A full 30% of the state’s Transportation Fund gets distributed to local governments through general transportation aids, transit operating assistance, and other programs. The Transportation Fund’s 2 primary sources of revenue, fuel taxes and vehicle registration fees, are flat or declining. Governor Walker’s 2015-2017 state budget proposal does not seek increases in user fees or taxes for transportation. Instead, it relies on $1.3 billion in bonding to pay for state highway construction projects.


The only way to reverse this trend and address the looming shortfall in the Transportation Fund is to increase existing user fee rates or implement new transportation revenue. The Wisconsin Legislature must pass a state budget that includes long-term, sustainable transportation revenues capable of meeting state and local transportation needs.

Talking Points
  • A safe, efficient, and well-maintained transportation system, including transit, is critical to Wisconsin’s economic prosperity and quality of life.
  • The condition of Wisconsin’s highway system is below average. The pavement on less than half of it is rated good based on smoothness.
  • There are 35 states with highways in better condition.
  • In the state’s 15 urbanized areas, only 15% of the highway system is rated good. Just over half is considered acceptable.
  • Wisconsin needs to reverse its chronic underfunding of our state and local transportation system.
  • If Wisconsin is to compete successfully with other states for jobs and workers over the next 30 years, it needs high-quality infrastructure and transit systems.

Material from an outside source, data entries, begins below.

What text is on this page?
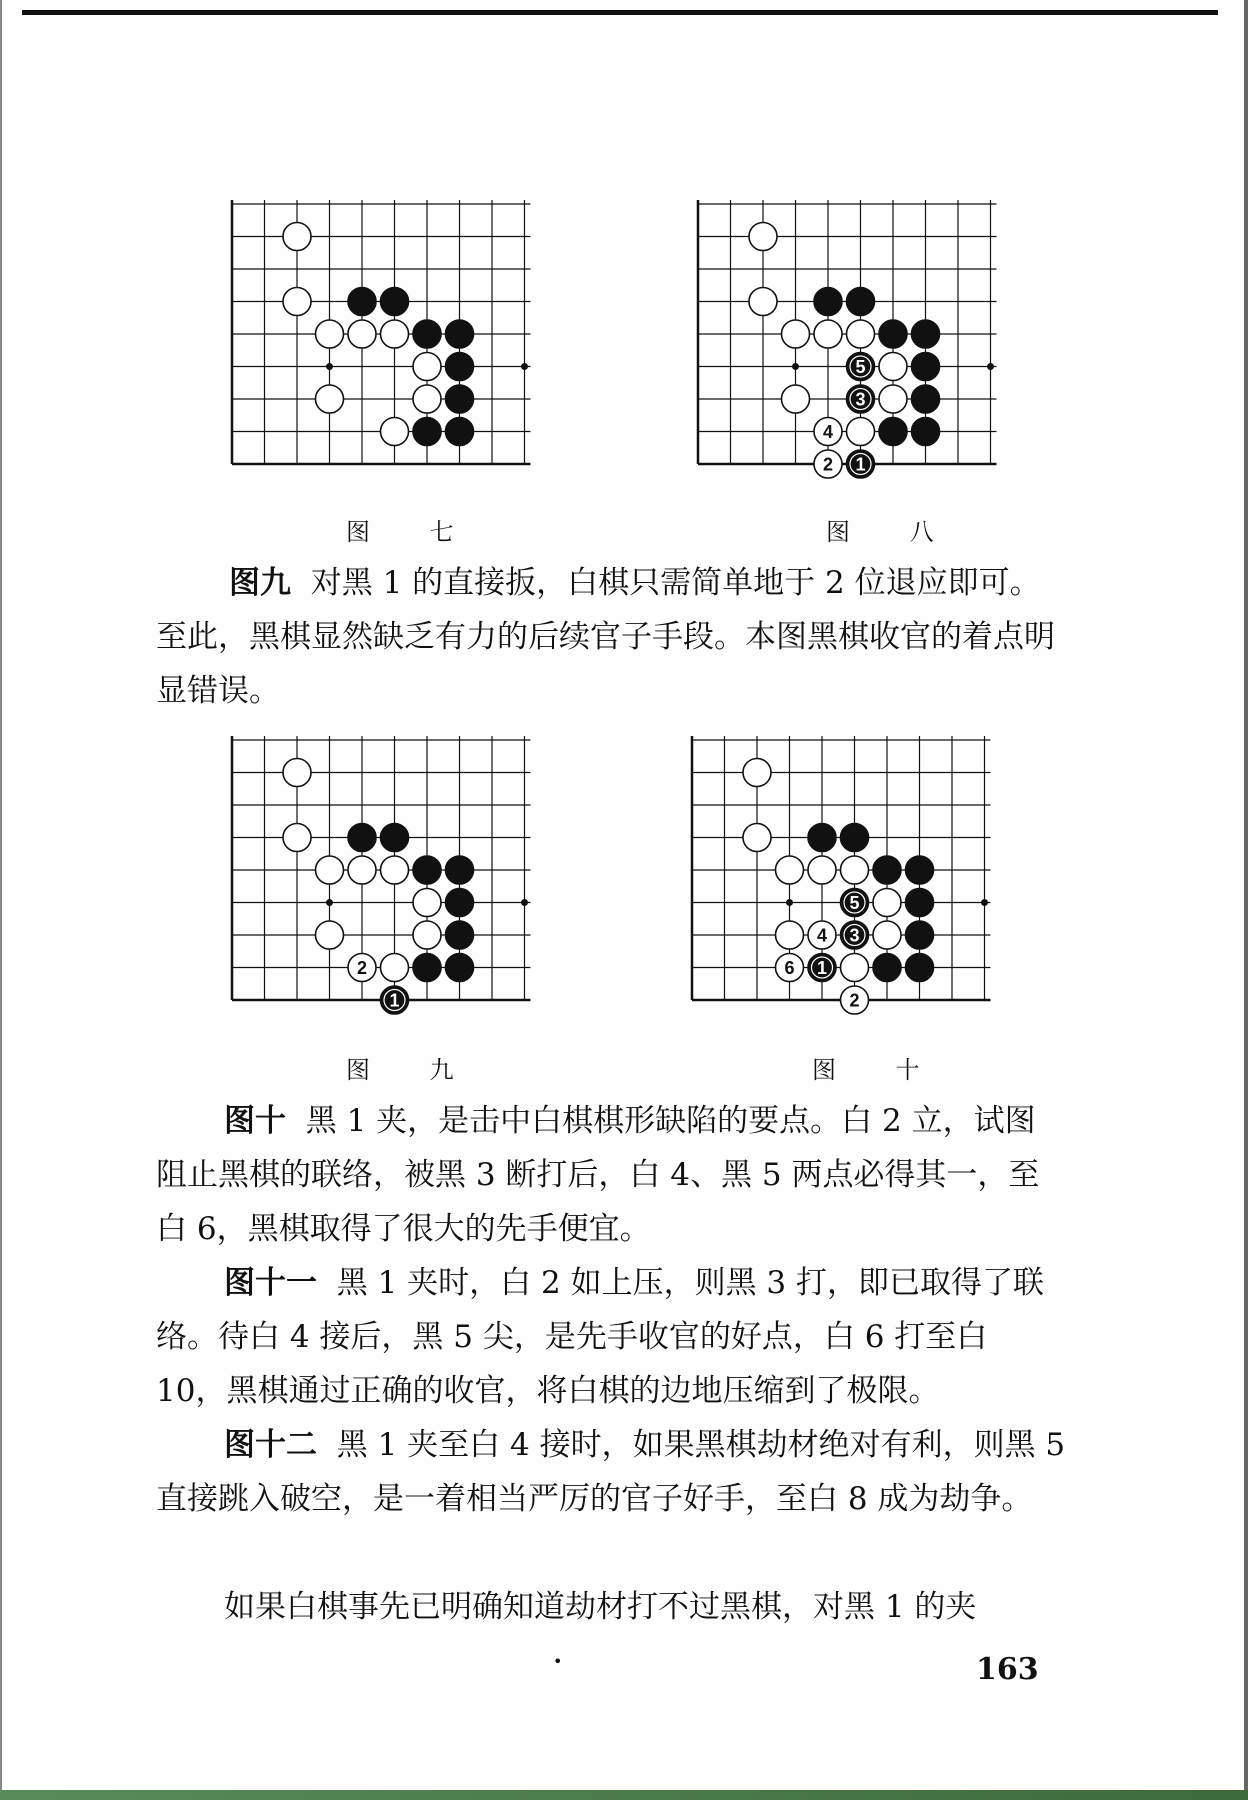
图 七
5
3
4
2 1
图 八

图九 对黑 1 的直接扳，白棋只需简单地于 2 位退应即可。至此，黑棋显然缺乏有力的后续官子手段。本图黑棋收官的着点明显错误。

2
1
图 九
5
4 3
6 1
2
图 十

图十 黑 1 夹，是击中白棋棋形缺陷的要点。白 2 立，试图阻止黑棋的联络，被黑 3 断打后，白 4、黑 5 两点必得其一，至白 6，黑棋取得了很大的先手便宜。

图十一 黑 1 夹时，白 2 如上压，则黑 3 打，即已取得了联络。待白 4 接后，黑 5 尖，是先手收官的好点，白 6 打至白 10，黑棋通过正确的收官，将白棋的边地压缩到了极限。

图十二 黑 1 夹至白 4 接时，如果黑棋劫材绝对有利，则黑 5 直接跳入破空，是一着相当严厉的官子好手，至白 8 成为劫争。

如果白棋事先已明确知道劫材打不过黑棋，对黑 1 的夹

•	163
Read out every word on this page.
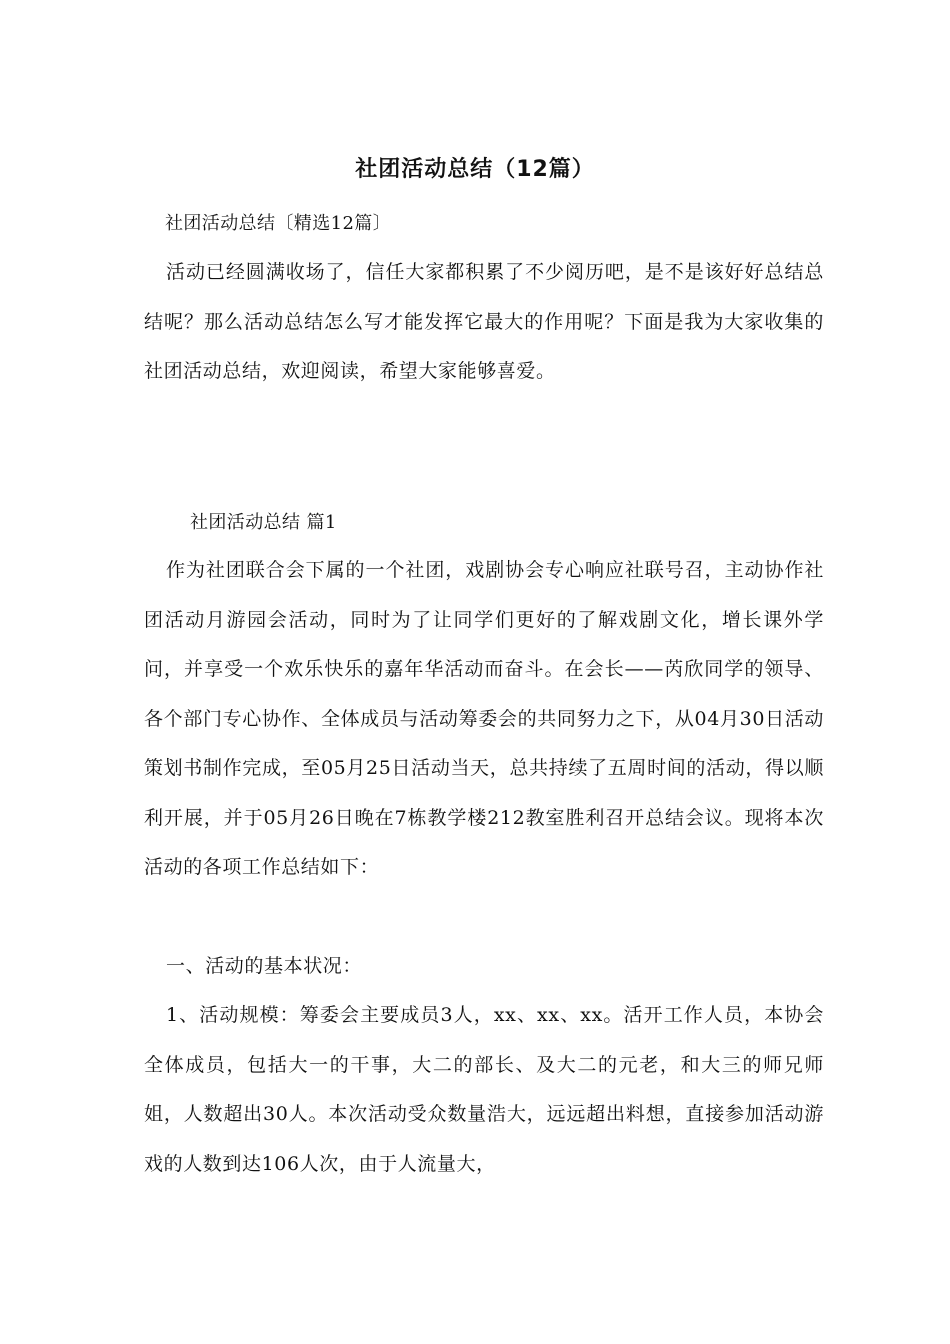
社团活动总结（12篇）

社团活动总结〔精选12篇〕

活动已经圆满收场了，信任大家都积累了不少阅历吧，是不是该好好总结总结呢？那么活动总结怎么写才能发挥它最大的作用呢？下面是我为大家收集的社团活动总结，欢迎阅读，希望大家能够喜爱。

社团活动总结 篇1

作为社团联合会下属的一个社团，戏剧协会专心响应社联号召，主动协作社团活动月游园会活动，同时为了让同学们更好的了解戏剧文化，增长课外学问，并享受一个欢乐快乐的嘉年华活动而奋斗。在会长——芮欣同学的领导、各个部门专心协作、全体成员与活动筹委会的共同努力之下，从04月30日活动策划书制作完成，至05月25日活动当天，总共持续了五周时间的活动，得以顺利开展，并于05月26日晚在7栋教学楼212教室胜利召开总结会议。现将本次活动的各项工作总结如下：

一、活动的基本状况：

1、活动规模：筹委会主要成员3人，xx、xx、xx。活开工作人员，本协会全体成员，包括大一的干事，大二的部长、及大二的元老，和大三的师兄师姐，人数超出30人。本次活动受众数量浩大，远远超出料想，直接参加活动游戏的人数到达106人次，由于人流量大，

  • We applaud the Governor’s recommendation in his state budget proposal to fund the four percent increase provided for in the last state budget for both the general transportation aids and transit operating assistance programs.
  • We are concerned, however, that the Governor’s budget proposal fails to present a serious long term plan for addressing the shortfall in the transportation fund and instead recommends $1.3 billion in borrowing to pay for current highway projects over the next 2 years.